The research, titled “Hacking Robots Before Skynet,” found 50 cybersecurity vulnerabilities across all devices. Those vulnerabilities include everything from insecure communications, authentication issues, weak cryptography, memory corruptions and privacy problems - all across what the company calls a ‘huge attack surface’.
Attackers can use those issues to become an insider threat. They could maliciously spy using the device’s microphone and camera, leak personal business data, host malware, or cause severe harm to people and property.
The research also states that because researchers use the same or similar tools and practices worldwide, no additional cybersecurity protection is added. Prototypes and research are also left open to attack.
The research also cites a 2009 study from the University of Washington, which found that robots did not protect security and privacy. Since then, nothing has changed, the authors state.
Cesar Cerrundo, IOActive’s CTO and co-author of the research, says AI and robots will become the new norm across the industrial, business and consumer space.

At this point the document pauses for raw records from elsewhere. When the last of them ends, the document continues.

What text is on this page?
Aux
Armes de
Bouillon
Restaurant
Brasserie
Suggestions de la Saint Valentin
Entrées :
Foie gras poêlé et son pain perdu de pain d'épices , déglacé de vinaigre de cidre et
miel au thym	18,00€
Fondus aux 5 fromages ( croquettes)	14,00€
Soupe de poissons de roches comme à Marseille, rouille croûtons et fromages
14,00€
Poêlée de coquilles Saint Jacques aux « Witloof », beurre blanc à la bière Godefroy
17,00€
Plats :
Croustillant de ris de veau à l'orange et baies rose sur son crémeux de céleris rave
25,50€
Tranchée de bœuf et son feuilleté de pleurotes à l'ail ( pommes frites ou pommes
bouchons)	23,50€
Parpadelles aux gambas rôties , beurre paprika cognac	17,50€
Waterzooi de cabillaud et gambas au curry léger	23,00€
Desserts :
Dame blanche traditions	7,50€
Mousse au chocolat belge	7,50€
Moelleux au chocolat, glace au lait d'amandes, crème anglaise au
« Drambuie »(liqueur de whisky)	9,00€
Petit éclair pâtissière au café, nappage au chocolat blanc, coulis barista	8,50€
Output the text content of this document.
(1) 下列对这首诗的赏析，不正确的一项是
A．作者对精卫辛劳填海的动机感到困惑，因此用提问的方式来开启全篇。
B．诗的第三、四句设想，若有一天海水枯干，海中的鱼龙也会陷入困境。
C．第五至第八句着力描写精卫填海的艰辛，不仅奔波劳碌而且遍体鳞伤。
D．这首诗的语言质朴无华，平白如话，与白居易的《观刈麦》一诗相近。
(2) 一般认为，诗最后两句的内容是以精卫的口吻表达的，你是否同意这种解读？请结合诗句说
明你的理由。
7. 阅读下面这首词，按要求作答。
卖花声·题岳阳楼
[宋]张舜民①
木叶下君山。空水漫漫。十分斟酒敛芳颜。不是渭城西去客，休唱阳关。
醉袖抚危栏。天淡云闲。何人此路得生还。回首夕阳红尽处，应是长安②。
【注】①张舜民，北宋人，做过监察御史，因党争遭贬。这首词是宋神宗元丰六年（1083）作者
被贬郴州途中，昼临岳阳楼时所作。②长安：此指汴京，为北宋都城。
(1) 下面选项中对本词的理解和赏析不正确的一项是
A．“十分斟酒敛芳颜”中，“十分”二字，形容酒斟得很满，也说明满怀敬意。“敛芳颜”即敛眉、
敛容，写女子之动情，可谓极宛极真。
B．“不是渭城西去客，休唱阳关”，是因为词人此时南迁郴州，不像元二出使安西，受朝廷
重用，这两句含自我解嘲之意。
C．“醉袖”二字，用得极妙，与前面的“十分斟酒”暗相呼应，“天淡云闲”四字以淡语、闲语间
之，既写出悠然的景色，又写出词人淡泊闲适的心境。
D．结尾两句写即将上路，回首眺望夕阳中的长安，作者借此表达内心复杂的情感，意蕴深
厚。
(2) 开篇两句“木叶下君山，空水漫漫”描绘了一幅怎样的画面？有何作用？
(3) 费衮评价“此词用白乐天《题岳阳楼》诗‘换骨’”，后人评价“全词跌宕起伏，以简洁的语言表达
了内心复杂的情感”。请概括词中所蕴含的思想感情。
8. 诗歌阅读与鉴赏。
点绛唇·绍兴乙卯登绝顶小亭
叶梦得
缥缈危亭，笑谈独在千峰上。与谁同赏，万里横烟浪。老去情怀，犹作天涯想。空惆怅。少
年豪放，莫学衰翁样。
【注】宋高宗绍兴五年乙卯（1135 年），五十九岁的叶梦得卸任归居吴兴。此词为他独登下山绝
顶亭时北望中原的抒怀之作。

“Given this proliferation, focusing on cybersecurity is vital in ensuring these robots are safe and don’t present serious cyber or physical threats to the people and organizations they’re intended to serve,” he says.
For the study, researchers tested mobile applications, firmware images and software across on robots across vendors such as Asratech Corp, Rethink Robotics, ROBOTIS, SoftBank Robotics, UBTECH Robotics and Universal Robots.
“We have already begun to see incidents involving malfunctioning robots doing serious damage to their surroundings, from simple property damage to loss of human life, and the situation will only worsen as the industry evolves and robot adoption continues to grow,” Cerrudo says.
The research paper also looks at security precautions that vendors should take, including authentication authorisation, Secure Software Development Life Cycle (SSDLC) encryption, security audits, vulnerability disclosure, education, securing the supply chain, factory restore and others.
“Vendors need to start focusing more on security when speeding the latest innovative robot technologies to market or the issue of malfunctioning robots will certainly be exasperated when malicious actors begin exploiting common security vulnerabilities to add intent to malfunction,” Cerrudo concludes.
IOActive operates globally, with a regional hub in Hong Kong.